I tried to order mine as the square deep-dish but the guy said they don’t make the square in a small. Its on the menu! Then he said they just don’t carry it at this location. This means one of two things: they don’t have the right size pans (acceptable) or their dough is delivered pre-rolled in to the available sizes (bad). I’ll hope for the former.

It took about 20 minutes for our pizzas to be ready so while we waited, we perused the store’s magazine selection, which consisted of a bunch of restaurant industry magazines. I love reading these things because you can figure out which restaurants are really cooking their food and which are just heating up pre-assembled stuff. Let’s just say that if you come across Indian-spiced onion rings at a chain restaurant, its not an original thought.

We got home and cracked open the boxes with anticipation. Both pies had nice even coverage of toppings with good amounts of cheese but not overboard. The cheese was bubbled and browned up near the crust. According to the company’s website, the secret is in the sauce. As it turns out, the sauce was both Chris and I’s least favorite part of the pizza! I thought it was just a little too sweet but more importantly, they were a little skimpy on the sauce. The crust was very nice though, crispy but not like a cracker.

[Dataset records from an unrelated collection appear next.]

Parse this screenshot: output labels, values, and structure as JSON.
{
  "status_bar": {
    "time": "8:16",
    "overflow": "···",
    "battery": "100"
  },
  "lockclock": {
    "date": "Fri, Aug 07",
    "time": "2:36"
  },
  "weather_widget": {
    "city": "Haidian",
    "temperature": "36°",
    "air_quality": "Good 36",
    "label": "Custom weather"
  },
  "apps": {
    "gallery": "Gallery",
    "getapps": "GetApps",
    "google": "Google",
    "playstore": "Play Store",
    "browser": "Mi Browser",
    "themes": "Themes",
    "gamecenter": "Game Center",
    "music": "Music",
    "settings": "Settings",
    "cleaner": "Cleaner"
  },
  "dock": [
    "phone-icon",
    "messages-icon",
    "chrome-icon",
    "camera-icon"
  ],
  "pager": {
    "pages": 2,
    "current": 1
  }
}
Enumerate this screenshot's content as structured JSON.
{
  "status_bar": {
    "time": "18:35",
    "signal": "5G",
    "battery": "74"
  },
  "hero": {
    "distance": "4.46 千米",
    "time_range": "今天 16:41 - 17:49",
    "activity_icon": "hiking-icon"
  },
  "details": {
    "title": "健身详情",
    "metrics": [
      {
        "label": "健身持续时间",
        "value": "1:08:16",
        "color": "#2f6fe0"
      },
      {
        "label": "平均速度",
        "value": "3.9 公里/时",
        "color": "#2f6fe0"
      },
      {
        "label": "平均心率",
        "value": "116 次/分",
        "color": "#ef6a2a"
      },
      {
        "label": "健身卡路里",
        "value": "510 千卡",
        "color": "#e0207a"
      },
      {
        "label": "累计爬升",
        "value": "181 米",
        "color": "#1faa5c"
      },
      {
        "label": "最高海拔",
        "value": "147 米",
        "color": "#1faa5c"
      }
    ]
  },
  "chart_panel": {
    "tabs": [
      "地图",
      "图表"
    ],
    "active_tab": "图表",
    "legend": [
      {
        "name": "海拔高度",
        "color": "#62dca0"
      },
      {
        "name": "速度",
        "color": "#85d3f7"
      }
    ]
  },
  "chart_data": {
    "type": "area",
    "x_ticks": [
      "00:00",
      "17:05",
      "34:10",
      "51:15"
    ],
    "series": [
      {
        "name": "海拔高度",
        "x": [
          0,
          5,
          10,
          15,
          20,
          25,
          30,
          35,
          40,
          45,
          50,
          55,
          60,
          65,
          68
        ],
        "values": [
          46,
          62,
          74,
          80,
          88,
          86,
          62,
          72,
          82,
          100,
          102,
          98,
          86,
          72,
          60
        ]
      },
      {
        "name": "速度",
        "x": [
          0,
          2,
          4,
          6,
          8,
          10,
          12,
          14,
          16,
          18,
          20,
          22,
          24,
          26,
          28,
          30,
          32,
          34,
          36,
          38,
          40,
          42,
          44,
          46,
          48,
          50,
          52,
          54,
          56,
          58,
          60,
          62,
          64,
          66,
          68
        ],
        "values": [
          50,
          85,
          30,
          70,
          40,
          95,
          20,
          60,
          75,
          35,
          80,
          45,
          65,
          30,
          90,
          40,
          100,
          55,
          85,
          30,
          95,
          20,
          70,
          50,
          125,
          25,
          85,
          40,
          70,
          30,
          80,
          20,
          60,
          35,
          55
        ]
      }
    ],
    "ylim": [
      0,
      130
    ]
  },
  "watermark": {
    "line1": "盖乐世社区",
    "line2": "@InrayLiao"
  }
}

The total with 2 20-oz pops while we waited was $26. This provided enough pizza for at least 2 meals apiece, probably 3 for Chris with the larger size.

Dolly’s locations are mostly in the metro Detroit area but there are a few scattered around the rest of the state. At some point, Dolly’s was awarded best pizza by the Michigan Restaurant Association. This was good pizza but I’m sorry, not even close to a Buddy’s Pizza.